Report cards in special education classes are a contentious issue. Often times, no matter the effort put forth, no matter the good feelings cultivated, no matter the strength of students’ beliefs that they are doing well, the grades are low because they are aligned to grade level standards.
This is unfortunate. In a culture where numbers have become more significant in schools than names, most students with a disability who are held to these standards really don’t have a chance. The issue is complicated further when parents only see numbers, as opposed to anecdotes and positive feedback, as indicative of what their child has accomplished.
It feels like a battle that can’t be won. So I ask, “What is the point?” This is not a question of whether we should give grades, but rather a question of whether students with disabilities – already with so much working against them – should be painted with the same broad grading brush as the general education population.

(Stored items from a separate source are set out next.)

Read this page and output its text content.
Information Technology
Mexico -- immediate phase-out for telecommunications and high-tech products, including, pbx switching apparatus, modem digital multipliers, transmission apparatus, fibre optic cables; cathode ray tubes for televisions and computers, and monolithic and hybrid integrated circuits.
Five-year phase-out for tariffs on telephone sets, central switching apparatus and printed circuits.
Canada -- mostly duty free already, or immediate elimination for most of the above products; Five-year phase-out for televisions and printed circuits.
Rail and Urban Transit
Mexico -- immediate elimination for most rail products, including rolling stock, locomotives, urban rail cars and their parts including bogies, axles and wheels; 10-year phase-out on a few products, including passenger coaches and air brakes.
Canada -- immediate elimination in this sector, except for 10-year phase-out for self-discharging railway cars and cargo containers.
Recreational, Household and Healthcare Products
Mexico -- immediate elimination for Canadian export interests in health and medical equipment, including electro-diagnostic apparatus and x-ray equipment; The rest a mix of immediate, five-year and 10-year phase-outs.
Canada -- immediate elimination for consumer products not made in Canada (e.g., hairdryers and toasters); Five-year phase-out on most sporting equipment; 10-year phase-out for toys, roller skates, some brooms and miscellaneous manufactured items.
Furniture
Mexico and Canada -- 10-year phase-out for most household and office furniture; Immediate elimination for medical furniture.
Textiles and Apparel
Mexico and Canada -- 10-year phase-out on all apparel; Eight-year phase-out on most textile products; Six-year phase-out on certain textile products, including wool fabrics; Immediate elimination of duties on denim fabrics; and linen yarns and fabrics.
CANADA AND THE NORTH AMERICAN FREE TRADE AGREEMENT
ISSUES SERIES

I submit that they should not. When they are, grades become punitive, injurious, and stress-inducing. They don’t motivate. Even if a student “tries harder” (who is to say they’re not already trying their hardest?), the reality usually is that grades will still show an inaccurate and unjust portrait of a student who just wants to do well, be respected, and taste success.
So I’ll remind my students again that the grades don’t tell the whole picture. I’ll continue to ask them if they feel they’ve been doing well in school, if they’re feeling good about themselves, if they’re learning. I won’t be able to squeeze these important intangibles into a number, but maybe squeezing them into students’ and parents’ heads will be enough.